Почему столь модное в последние годы «переосмысление истории» неизменно выливается в диффамацию русского (советского) прошлого, развенчание и ниспровержение русских (советских) лидеров, военачальников, просто известных и авторитетных в народе фигур? Почему Запад не спешит «переосмыслять» в подобном ключе свою историю? Ведь если даже согласиться, что советская историография не всегда была честна, что в пропагандистских целях допускались искажения фактов, извращенные интерпретации событий — то разве того же самого не было на Западе? Разве одним из элементов «холодной войны» со стороны Запада не была психологическая война, прямо нацеленная на историческую память русского и других народов бывшего СССР?

Но Запад как стоял на своей (выгодной ему, Западу) версии истории, так и стоит. «Переосмысляем» только мы. Уподобившись унтер-офицерской вдове, «сечем» свою историю — а по сути самих себя, предков и своих потомков. «Сечем» батогами, вложенными в наши руки тем же самым Западом.
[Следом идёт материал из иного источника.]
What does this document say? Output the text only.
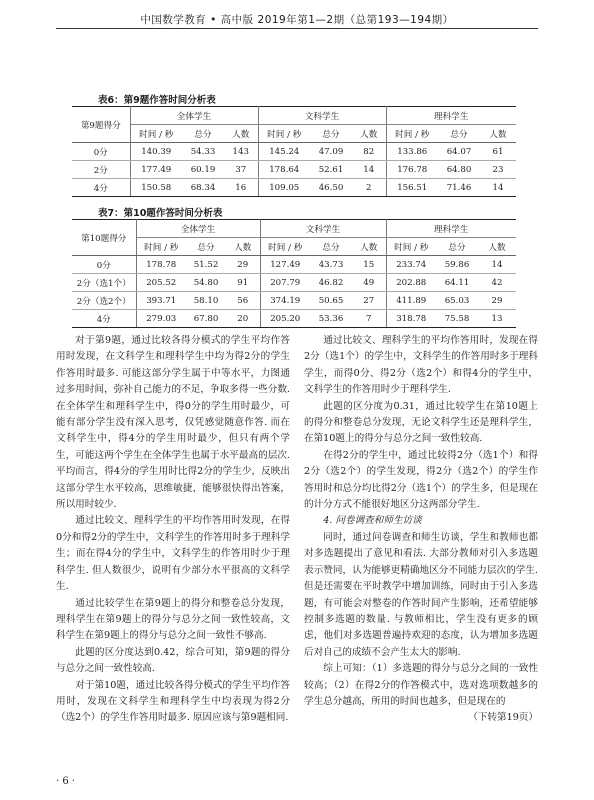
中国数学教育 • 高中版 2019年第1—2期（总第193—194期）
表6：第9题作答时间分析表
第9题得分	全体学生			文科学生			理科学生		
	时间 / 秒	总分	人数	时间 / 秒	总分	人数	时间 / 秒	总分	人数
0分	140.39	54.33	143	145.24	47.09	82	133.86	64.07	61
2分	177.49	60.19	37	178.64	52.61	14	176.78	64.80	23
4分	150.58	68.34	16	109.05	46.50	2	156.51	71.46	14
表7：第10题作答时间分析表
第10题得分	全体学生			文科学生			理科学生		
	时间 / 秒	总分	人数	时间 / 秒	总分	人数	时间 / 秒	总分	人数
0分	178.78	51.52	29	127.49	43.73	15	233.74	59.86	14
2分（选1个）	205.52	54.80	91	207.79	46.82	49	202.88	64.11	42
2分（选2个）	393.71	58.10	56	374.19	50.65	27	411.89	65.03	29
4分	279.03	67.80	20	205.20	53.36	7	318.78	75.58	13

对于第9题，通过比较各得分模式的学生平均作答用时发现，在文科学生和理科学生中均为得2分的学生作答用时最多. 可能这部分学生属于中等水平，力图通过多用时间，弥补自己能力的不足，争取多得一些分数. 在全体学生和理科学生中，得0分的学生用时最少，可能有部分学生没有深入思考，仅凭感觉随意作答. 而在文科学生中，得4分的学生用时最少，但只有两个学生，可能这两个学生在全体学生也属于水平最高的层次. 平均而言，得4分的学生用时比得2分的学生少，反映出这部分学生水平较高，思维敏捷，能够很快得出答案，所以用时较少.

通过比较文、理科学生的平均作答用时发现，在得0分和得2分的学生中，文科学生的作答用时多于理科学生；而在得4分的学生中，文科学生的作答用时少于理科学生. 但人数很少，说明有少部分水平很高的文科学生.

通过比较学生在第9题上的得分和整卷总分发现，理科学生在第9题上的得分与总分之间一致性较高，文科学生在第9题上的得分与总分之间一致性不够高.

此题的区分度达到0.42，综合可知，第9题的得分与总分之间一致性较高.

对于第10题，通过比较各得分模式的学生平均作答用时，发现在文科学生和理科学生中均表现为得2分（选2个）的学生作答用时最多. 原因应该与第9题相同.

通过比较文、理科学生的平均作答用时，发现在得2分（选1个）的学生中，文科学生的作答用时多于理科学生，而得0分、得2分（选2个）和得4分的学生中，文科学生的作答用时少于理科学生.

此题的区分度为0.31，通过比较学生在第10题上的得分和整卷总分发现，无论文科学生还是理科学生，在第10题上的得分与总分之间一致性较高.

在得2分的学生中，通过比较得2分（选1个）和得2分（选2个）的学生发现，得2分（选2个）的学生作答用时和总分均比得2分（选1个）的学生多，但是现在的计分方式不能很好地区分这两部分学生.

4. 问卷调查和师生访谈

同时，通过问卷调查和师生访谈，学生和教师也都对多选题提出了意见和看法. 大部分教师对引入多选题表示赞同，认为能够更精确地区分不同能力层次的学生. 但是还需要在平时教学中增加训练，同时由于引入多选题，有可能会对整卷的作答时间产生影响，还希望能够控制多选题的数量. 与教师相比，学生没有更多的顾虑，他们对多选题普遍持欢迎的态度，认为增加多选题后对自己的成绩不会产生太大的影响.

综上可知：（1）多选题的得分与总分之间的一致性较高；（2）在得2分的作答模式中，选对选项数越多的学生总分越高，所用的时间也越多，但是现在的

（下转第19页）

· 6 ·
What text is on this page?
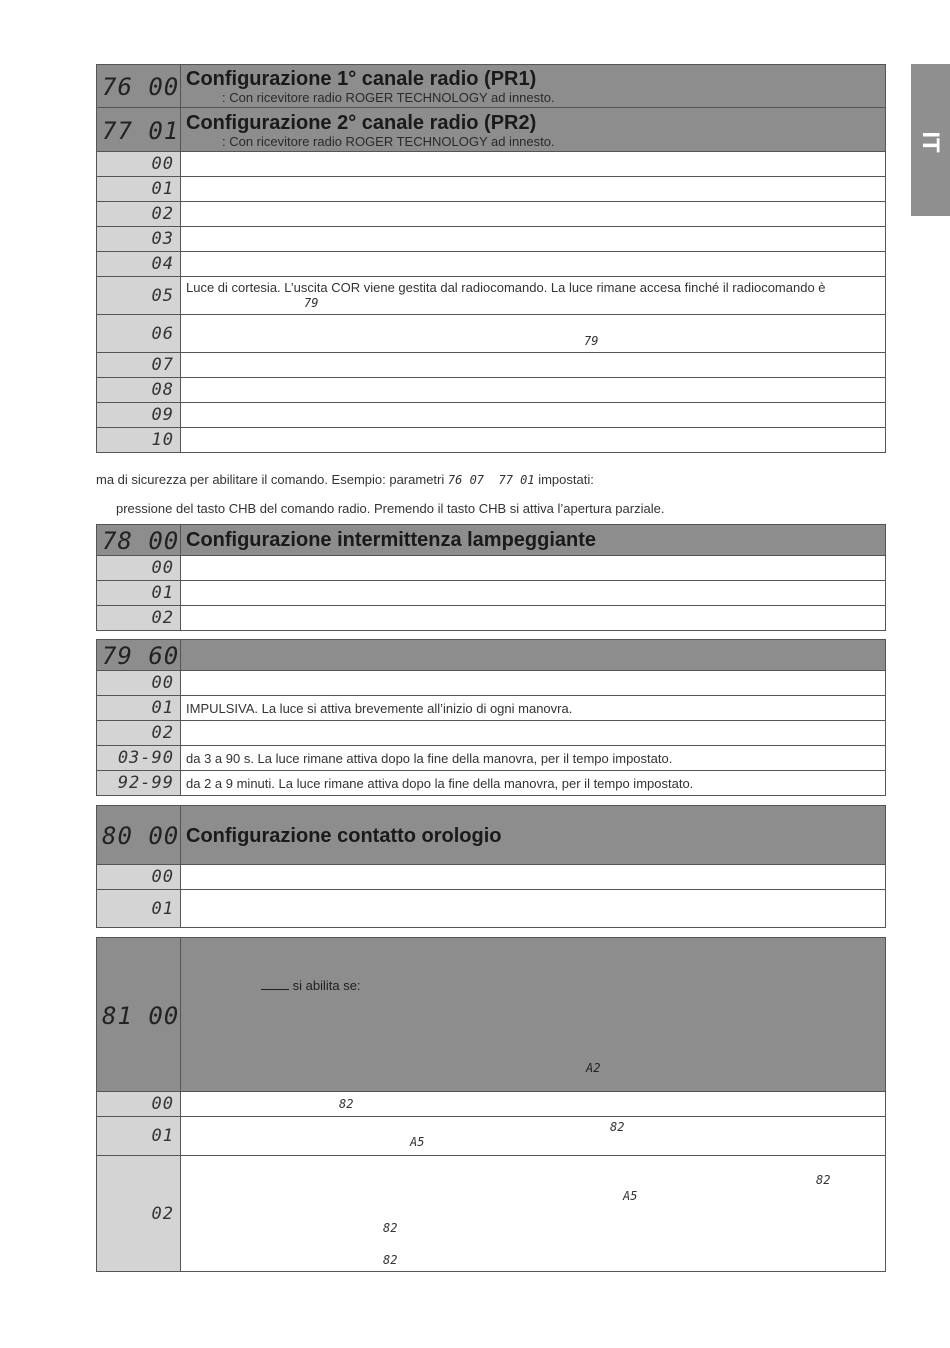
IT
76 00	Configurazione 1° canale radio (PR1)
: Con ricevitore radio ROGER TECHNOLOGY ad innesto.

77 01	Configurazione 2° canale radio (PR2)
: Con ricevitore radio ROGER TECHNOLOGY ad innesto.

00	
01	
02	
03	
04	
05	Luce di cortesia. L’uscita COR viene gestita dal radiocomando. La luce rimane accesa finché il radiocomando è
79

06	79

07	
08	
09	
10	
ma di sicurezza per abilitare il comando. Esempio: parametri 76 07 77 01 impostati:
pressione del tasto CHB del comando radio. Premendo il tasto CHB si attiva l’apertura parziale.
78 00	Configurazione intermittenza lampeggiante

00	
01	
02	
79 60	

00	
01	IMPULSIVA. La luce si attiva brevemente all’inizio di ogni manovra.
02	
03-90	da 3 a 90 s. La luce rimane attiva dopo la fine della manovra, per il tempo impostato.
92-99	da 2 a 9 minuti. La luce rimane attiva dopo la fine della manovra, per il tempo impostato.
80 00	Configurazione contatto orologio

00	
01	
81 00	si abilita se:
A2

00	82

01	82
A5

02	82
A5
82
82
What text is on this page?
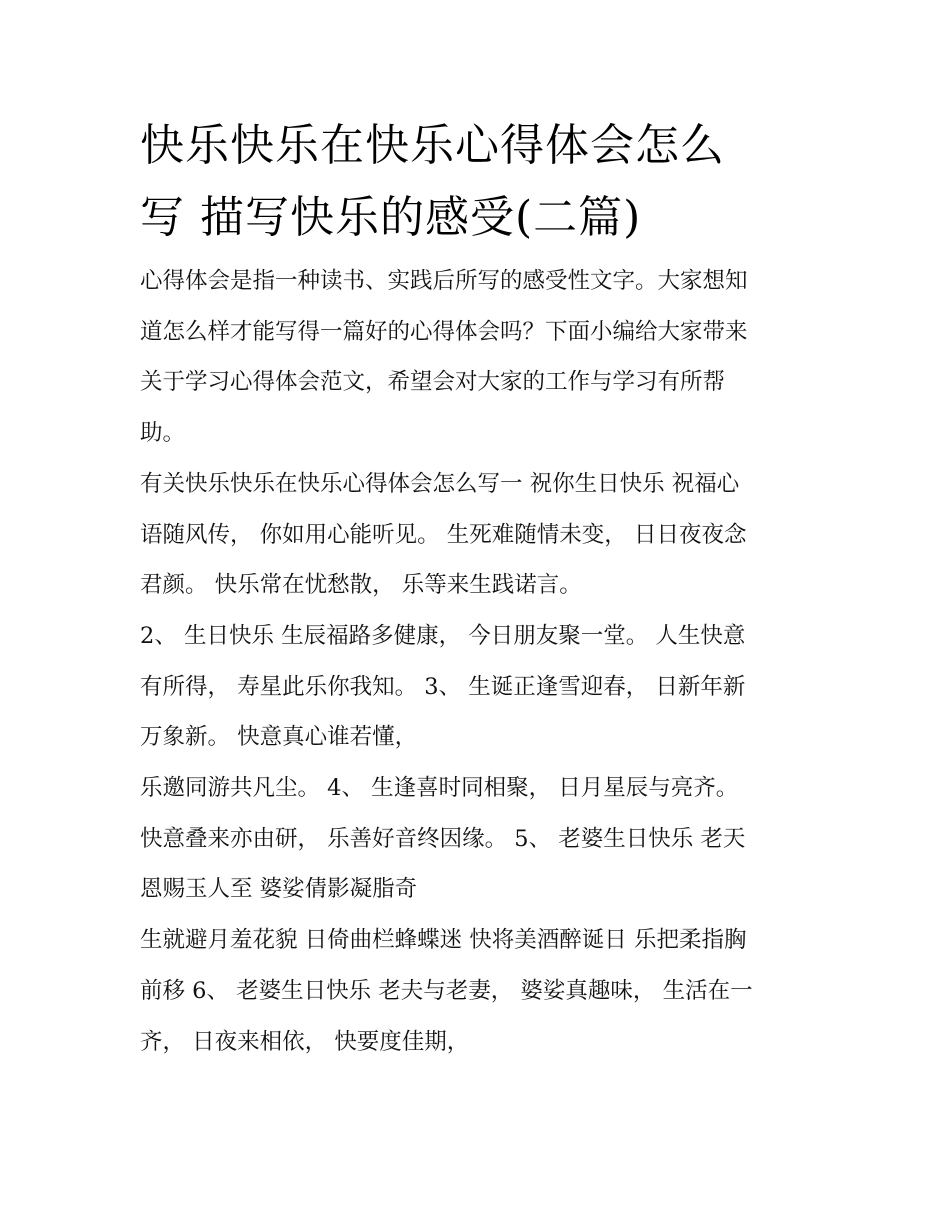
快乐快乐在快乐心得体会怎么
写 描写快乐的感受(二篇)
心得体会是指一种读书、实践后所写的感受性文字。大家想知
道怎么样才能写得一篇好的心得体会吗？下面小编给大家带来
关于学习心得体会范文，希望会对大家的工作与学习有所帮
助。
有关快乐快乐在快乐心得体会怎么写一 祝你生日快乐 祝福心
语随风传， 你如用心能听见。 生死难随情未变， 日日夜夜念
君颜。 快乐常在忧愁散， 乐等来生践诺言。
2、 生日快乐 生辰福路多健康， 今日朋友聚一堂。 人生快意
有所得， 寿星此乐你我知。 3、 生诞正逢雪迎春， 日新年新
万象新。 快意真心谁若懂，
乐邀同游共凡尘。 4、 生逢喜时同相聚， 日月星辰与亮齐。
快意叠来亦由研， 乐善好音终因缘。 5、 老婆生日快乐 老天
恩赐玉人至 婆娑倩影凝脂奇
生就避月羞花貌 日倚曲栏蜂蝶迷 快将美酒醉诞日 乐把柔指胸
前移 6、 老婆生日快乐 老夫与老妻， 婆娑真趣味， 生活在一
齐， 日夜来相依， 快要度佳期，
Ведь едва ли не все из т. н. «исторической правды», открытой с конца 80-х гг. прошлого столетия, — это из давно озвученного пропагандистского багажа д-ра Геббельса, лабораторий ЦРУ и Ми-6.

Потому что работает принцип «победителей не судят» (этот постулат очень хорошо усвоили на Западе). Наоборот — победители всегда судят побежденных. Иначе победа не только неполная и неокончательная, но и не до конца обоснованная в качестве справедливого и законного акта. Победителю во что бы то ни стало требуется доказать, что побежденный — не прав, а еще лучше — преступник. Соответственно победа над ним есть акт справедливый. Полагая себя (и, к сожалению, не без оснований) победителями в «холодной войне», западные деятели считают себя вправе раздавать такие исторические оценки всему и вся — по праву победителя. И очень раздражаются, если с ними спорят.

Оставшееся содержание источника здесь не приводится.